ISLAMABAD According to a story published in The News on Wednesday, the Pakistan Institute of Legislative Development and Transparency (Pildat) has demanded an expeditious shift from a hybrid system to a regular functioning democracy.
According to the institute’s 2023 Quality of Democracy study, “Pakistan, which some international democracy rating think tanks now refer to as an electoral autocracy, has only made the transition towards improved democracy harder for the year 2023.”

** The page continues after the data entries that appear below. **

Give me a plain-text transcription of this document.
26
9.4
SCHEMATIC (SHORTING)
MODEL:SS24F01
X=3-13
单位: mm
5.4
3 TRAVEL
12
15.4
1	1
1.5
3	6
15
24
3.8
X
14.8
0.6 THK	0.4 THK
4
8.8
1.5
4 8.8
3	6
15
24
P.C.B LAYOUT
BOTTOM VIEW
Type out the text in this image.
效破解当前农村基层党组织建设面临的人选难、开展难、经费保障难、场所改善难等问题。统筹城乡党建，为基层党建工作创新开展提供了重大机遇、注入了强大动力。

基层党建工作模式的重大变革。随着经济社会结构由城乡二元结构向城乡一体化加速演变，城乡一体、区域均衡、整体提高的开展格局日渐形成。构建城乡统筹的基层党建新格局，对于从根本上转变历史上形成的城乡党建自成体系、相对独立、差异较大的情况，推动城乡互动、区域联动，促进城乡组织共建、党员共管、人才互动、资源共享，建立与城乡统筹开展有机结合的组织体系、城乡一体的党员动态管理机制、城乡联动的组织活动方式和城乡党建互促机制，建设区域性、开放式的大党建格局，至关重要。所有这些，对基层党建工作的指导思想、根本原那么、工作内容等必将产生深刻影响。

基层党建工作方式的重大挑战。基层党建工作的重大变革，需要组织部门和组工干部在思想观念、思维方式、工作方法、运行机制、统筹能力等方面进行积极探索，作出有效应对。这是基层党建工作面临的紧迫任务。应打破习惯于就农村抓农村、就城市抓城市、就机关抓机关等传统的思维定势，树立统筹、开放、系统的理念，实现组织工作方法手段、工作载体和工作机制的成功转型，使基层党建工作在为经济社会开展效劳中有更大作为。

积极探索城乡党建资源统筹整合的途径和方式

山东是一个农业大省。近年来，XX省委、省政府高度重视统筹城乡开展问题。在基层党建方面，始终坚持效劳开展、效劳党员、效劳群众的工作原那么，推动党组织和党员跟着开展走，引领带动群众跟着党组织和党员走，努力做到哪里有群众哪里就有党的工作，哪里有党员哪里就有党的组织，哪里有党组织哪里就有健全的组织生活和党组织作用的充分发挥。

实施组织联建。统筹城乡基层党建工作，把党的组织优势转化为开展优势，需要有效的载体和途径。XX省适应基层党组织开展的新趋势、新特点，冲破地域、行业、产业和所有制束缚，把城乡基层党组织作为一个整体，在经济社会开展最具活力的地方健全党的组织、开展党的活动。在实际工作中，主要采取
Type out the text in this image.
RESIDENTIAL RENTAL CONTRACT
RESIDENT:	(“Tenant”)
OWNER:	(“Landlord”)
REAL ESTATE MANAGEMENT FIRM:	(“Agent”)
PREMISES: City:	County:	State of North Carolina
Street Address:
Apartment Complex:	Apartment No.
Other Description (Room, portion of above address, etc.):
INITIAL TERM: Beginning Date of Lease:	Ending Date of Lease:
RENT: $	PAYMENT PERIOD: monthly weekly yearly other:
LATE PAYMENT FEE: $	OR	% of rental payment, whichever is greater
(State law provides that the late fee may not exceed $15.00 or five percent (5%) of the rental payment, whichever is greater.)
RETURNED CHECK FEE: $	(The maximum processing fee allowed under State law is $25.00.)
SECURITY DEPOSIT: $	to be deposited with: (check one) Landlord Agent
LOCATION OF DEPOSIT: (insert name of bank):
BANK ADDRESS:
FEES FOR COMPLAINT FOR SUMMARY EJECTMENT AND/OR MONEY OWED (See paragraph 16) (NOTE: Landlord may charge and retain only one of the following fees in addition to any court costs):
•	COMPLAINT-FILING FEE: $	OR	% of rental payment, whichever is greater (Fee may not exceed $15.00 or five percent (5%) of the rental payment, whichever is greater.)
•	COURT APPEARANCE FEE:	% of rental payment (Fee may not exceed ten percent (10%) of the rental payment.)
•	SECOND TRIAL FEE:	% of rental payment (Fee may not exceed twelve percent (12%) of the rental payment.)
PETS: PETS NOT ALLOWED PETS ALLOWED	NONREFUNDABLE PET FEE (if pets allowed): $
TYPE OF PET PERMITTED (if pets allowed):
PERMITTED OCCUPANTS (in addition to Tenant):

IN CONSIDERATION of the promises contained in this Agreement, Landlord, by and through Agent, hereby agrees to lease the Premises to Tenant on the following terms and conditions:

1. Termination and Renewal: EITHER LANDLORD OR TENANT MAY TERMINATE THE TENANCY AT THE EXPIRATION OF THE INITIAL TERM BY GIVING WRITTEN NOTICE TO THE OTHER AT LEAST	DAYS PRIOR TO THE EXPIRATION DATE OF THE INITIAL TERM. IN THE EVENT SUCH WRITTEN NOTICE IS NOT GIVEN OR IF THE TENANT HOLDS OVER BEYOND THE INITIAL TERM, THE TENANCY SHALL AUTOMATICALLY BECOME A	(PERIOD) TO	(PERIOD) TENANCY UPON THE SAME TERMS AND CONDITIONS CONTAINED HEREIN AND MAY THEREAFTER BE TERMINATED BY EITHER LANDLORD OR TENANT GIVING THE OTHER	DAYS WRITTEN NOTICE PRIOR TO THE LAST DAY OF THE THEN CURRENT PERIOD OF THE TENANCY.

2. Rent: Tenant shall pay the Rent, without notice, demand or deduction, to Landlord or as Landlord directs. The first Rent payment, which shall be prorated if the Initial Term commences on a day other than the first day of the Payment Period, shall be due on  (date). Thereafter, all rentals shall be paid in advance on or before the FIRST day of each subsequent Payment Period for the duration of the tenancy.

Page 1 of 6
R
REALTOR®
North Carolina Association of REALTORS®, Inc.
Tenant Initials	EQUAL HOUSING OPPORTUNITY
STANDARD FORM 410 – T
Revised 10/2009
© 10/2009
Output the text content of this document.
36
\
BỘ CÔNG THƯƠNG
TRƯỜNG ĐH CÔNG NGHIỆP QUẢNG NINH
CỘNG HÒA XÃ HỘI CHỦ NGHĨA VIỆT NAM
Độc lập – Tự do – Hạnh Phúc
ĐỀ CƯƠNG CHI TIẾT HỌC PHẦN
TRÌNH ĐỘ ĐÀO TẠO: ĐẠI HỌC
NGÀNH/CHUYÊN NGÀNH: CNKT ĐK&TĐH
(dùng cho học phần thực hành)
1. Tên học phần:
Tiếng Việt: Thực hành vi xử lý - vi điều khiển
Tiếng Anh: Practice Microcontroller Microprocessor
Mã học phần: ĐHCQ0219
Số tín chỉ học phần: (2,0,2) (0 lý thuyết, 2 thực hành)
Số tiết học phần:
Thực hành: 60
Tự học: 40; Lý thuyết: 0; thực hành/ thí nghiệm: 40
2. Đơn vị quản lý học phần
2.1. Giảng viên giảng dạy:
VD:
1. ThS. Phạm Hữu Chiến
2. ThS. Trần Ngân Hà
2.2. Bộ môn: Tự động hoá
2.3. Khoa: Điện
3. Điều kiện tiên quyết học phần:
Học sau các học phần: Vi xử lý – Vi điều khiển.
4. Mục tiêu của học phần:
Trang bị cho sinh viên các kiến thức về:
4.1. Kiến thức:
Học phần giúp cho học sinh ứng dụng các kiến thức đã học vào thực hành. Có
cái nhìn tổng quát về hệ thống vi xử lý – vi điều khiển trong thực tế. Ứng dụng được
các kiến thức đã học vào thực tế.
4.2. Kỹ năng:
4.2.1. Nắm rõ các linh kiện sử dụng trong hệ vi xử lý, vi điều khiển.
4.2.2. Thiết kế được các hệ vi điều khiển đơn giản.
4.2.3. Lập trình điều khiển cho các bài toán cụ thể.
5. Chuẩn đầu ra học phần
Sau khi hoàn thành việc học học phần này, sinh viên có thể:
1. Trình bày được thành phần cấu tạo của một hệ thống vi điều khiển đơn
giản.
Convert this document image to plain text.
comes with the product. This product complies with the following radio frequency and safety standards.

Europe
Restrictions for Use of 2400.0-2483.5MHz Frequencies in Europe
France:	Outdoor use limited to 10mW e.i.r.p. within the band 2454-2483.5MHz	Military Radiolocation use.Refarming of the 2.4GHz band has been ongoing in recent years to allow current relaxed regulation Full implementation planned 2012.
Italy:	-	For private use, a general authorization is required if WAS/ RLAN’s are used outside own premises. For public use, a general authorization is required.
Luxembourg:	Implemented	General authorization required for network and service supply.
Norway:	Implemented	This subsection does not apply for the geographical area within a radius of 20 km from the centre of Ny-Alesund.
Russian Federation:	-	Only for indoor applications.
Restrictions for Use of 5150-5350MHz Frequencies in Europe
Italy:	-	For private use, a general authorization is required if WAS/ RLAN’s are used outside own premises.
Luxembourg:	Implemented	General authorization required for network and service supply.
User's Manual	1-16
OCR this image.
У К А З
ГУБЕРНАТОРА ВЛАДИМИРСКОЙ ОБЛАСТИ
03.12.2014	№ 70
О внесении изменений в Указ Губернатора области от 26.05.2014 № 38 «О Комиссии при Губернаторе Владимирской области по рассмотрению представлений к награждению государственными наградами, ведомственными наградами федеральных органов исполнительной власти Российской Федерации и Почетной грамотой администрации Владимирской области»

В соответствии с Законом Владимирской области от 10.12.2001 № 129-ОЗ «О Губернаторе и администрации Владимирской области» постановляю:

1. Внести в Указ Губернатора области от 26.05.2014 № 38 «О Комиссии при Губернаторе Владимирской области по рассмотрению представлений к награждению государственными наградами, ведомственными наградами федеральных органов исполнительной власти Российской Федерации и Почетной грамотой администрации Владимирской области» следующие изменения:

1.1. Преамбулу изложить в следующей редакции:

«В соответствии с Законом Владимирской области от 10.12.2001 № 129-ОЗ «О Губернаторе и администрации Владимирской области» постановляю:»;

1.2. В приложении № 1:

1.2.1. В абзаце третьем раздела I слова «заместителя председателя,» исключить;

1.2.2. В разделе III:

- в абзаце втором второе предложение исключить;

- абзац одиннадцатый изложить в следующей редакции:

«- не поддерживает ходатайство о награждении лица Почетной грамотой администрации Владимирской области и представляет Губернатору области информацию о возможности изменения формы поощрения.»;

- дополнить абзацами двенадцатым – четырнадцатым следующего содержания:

While democracy was “stuck in a familiar and deepening rut at the end of 2023,” Pildat has noted that there are “remedies and lessons” that are evident, but the people who have the power and capacity to pull the nation out of the rut have not done so for the previous “seventy years,” borrowing from other people’s mistakes.
“Army not knowing how to avoid politics”
As per the institute, Pakistani political parties and popular leaders are enduring a crisis of confidence because their political destiny is determined not by their popularity or the effectiveness of their governance policies, but rather by their ability to maintain positive engagement with the GHQ and play the role of second fiddle.
As Pildat notes, “neither[is] the army learning to steer clear of politics and focus solely on the security domain defined in the constitution, nor [have] the politicians agreed on an unbreakable set of rules to never seek or receive the army’s support.” In the end, it is the people who lose in political campaigns that are forced to switch between pro- and anti-establishment sides.
Poll justice ‘appears gloomy’
The report does not present a positive image of the fairness and legitimacy of the next elections: “As Pakistan prepares to hold yet another general election, the prospect of its fairness appears just as bleak as the 2018 General Election.” Furthermore, political parties are chastised for appearing to be “addicted to the establishment’s patronage” in order to gain control over public opinion and create “fractured governments.”
The National Assembly and its members “allowed themselves to be manipulated by one elected government to the other, with active participation from other governments,” according to Pildat, who believes that the 15th National Assembly’s conclusion in 2023 left democracy just as vulnerable and manipulated as it was when the assembly members took oath on August 12, 2018.